Merging thematic analysis with framework analysis can enrich your research methodology, allowing you to leverage the strengths of both approaches. Here's how you can integrate thematic analysis into the structured process of framework analysis to enhance your qualitative research:

  1. Establish your research framework: Begin by defining the theoretical framework or conceptual model that will guide your analysis. This framework should be broad enough to incorporate emerging themes and should align with your research objectives and questions.
  2. Data familiarization: Initially, engage with your data as you would in a thematic analysis process. Read through your data multiple times to gain a deep understanding and start noting potential themes and patterns without being constrained by your predefined framework.
  3. Generate initial codes: Code your data to identify significant or interesting points. These initial codes should be generated inductively, stemming directly from the data, similar to thematic analysis coding procedures.
  4. Develop a thematic framework: Use the insights and codes derived from your initial analysis to adapt or expand your framework. This might involve integrating new themes that have emerged, subdividing existing categories, or reorganizing the framework to better capture the nuances of your data.

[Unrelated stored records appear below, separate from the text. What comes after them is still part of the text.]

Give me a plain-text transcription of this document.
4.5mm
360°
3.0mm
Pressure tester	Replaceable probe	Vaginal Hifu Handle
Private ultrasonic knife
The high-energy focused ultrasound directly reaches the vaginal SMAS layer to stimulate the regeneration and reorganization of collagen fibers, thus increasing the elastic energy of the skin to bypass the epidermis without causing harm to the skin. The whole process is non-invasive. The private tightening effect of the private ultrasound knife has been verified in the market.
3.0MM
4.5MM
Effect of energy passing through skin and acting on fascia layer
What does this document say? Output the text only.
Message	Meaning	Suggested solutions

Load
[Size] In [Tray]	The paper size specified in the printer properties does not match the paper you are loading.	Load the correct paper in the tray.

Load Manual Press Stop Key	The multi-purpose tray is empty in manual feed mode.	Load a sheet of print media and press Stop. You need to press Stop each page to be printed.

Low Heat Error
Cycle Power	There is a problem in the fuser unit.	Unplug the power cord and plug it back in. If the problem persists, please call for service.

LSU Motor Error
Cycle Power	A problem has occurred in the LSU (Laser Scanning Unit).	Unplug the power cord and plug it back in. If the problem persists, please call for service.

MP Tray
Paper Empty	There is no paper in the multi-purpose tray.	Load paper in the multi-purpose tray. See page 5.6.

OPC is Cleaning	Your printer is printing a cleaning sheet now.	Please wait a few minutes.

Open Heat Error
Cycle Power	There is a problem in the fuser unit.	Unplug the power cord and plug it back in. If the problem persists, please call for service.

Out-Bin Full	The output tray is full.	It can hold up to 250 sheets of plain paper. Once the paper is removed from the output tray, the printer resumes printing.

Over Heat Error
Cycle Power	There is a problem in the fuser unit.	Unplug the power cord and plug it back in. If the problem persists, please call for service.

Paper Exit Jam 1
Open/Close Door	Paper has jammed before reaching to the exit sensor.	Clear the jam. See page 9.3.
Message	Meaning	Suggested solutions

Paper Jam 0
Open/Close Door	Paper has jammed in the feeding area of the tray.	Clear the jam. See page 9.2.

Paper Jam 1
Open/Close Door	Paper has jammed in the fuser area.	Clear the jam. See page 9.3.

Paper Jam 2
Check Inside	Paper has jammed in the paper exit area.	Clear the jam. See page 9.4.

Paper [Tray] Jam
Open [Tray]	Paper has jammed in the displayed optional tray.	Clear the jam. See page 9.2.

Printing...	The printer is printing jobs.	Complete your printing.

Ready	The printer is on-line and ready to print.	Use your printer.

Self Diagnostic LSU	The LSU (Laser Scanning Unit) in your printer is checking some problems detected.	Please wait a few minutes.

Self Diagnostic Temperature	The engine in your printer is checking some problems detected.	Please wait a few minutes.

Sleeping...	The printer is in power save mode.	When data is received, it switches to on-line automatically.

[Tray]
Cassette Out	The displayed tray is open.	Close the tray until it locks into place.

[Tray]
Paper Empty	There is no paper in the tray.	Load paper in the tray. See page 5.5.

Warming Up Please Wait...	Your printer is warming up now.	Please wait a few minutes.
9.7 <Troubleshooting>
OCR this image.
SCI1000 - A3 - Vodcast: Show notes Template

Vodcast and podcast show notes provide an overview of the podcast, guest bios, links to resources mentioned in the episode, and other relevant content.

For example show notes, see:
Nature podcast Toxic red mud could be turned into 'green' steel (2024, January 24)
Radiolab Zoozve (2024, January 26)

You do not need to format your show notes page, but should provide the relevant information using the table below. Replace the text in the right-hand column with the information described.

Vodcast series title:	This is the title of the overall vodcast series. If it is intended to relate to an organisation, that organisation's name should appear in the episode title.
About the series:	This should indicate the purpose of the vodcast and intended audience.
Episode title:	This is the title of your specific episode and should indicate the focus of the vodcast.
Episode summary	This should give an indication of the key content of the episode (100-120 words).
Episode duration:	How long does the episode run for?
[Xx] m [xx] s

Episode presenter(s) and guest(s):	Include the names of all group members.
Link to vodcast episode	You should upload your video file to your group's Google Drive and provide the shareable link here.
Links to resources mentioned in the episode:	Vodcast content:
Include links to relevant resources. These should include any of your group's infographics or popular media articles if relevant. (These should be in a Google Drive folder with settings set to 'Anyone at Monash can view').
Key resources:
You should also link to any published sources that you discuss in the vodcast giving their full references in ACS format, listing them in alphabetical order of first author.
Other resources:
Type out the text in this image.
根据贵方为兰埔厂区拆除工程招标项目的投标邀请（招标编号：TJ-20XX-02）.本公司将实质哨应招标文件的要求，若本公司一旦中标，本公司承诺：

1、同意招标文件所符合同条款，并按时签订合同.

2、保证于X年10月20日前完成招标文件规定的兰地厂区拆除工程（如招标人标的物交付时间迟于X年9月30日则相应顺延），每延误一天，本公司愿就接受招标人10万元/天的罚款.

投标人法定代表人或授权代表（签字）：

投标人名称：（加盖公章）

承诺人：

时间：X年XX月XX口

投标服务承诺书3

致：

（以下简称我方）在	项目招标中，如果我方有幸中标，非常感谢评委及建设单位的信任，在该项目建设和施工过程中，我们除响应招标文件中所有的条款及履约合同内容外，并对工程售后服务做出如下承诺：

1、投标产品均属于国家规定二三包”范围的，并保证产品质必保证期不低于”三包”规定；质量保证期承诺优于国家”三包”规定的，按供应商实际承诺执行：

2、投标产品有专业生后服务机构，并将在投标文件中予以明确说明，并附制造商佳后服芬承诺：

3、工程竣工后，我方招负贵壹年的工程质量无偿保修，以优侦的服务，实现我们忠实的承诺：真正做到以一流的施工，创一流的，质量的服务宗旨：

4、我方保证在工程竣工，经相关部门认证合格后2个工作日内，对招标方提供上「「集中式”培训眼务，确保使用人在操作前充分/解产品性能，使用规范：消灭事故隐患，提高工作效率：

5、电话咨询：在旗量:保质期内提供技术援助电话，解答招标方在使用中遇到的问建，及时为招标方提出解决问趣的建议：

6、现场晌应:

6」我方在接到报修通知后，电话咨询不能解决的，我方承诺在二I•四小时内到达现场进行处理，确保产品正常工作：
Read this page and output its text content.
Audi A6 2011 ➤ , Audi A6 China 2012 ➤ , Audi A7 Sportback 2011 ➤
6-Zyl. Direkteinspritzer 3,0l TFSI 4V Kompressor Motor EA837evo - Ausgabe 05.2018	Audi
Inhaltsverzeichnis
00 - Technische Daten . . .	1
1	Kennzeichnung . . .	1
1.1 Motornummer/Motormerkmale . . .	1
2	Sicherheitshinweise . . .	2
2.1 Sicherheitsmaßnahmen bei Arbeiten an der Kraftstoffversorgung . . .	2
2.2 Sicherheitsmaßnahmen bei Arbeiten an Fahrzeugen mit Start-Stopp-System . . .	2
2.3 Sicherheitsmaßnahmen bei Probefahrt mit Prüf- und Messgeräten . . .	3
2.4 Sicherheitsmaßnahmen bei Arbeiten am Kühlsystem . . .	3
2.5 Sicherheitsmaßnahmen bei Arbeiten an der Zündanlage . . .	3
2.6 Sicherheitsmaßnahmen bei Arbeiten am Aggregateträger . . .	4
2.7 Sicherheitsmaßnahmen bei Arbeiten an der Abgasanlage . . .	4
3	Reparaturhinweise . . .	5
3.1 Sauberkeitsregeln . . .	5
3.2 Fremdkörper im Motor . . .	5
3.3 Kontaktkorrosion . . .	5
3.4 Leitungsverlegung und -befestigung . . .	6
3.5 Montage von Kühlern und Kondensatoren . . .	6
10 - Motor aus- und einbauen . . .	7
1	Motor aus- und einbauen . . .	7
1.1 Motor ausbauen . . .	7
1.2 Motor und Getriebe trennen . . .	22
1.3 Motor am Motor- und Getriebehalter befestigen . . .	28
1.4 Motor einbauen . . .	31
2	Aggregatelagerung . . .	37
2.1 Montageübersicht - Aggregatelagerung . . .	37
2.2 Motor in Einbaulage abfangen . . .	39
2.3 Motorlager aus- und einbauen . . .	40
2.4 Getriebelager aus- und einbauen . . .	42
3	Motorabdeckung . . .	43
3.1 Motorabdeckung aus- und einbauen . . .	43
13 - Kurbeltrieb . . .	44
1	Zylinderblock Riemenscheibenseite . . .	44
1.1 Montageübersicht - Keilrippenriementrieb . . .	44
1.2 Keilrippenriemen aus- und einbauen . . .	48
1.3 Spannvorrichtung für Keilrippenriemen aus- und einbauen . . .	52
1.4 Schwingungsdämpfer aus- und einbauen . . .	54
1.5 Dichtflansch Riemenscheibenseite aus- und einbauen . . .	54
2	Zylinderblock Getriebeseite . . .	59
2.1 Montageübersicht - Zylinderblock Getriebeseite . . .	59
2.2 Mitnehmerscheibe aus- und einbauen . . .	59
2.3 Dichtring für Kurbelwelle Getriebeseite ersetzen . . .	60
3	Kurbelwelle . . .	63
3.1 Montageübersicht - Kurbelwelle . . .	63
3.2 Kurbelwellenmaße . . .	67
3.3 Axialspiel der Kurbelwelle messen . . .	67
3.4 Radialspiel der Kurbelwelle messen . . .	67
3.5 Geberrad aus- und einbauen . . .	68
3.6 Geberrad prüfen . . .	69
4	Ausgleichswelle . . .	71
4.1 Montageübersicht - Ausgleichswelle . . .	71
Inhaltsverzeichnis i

  5. Applying the thematic framework: Once your thematic framework is refined, apply it systematically across your dataset. This involves indexing your data, assigning portions of text to the appropriate thematic categories within your framework.
  6. Charting data into the framework: Transform your indexed data into a series of charts or matrices, each corresponding to a different theme or subtheme. This step aligns with the framework analysis approach but is enriched by the in-depth thematic exploration you've conducted.
  7. Mapping and interpretation: Analyze your charted data to identify patterns, relationships, and overarching storylines. This should be an iterative process, where findings from framework analysis might prompt a return to the thematic analysis phase to explore nuances or new themes further.
  8. Synthesizing findings: Finally, synthesize your findings, integrating the thematic depth with the structured comprehensiveness of the framework analysis. This synthesis should address your research questions, offering insights that are both richly thematic and systematically structured.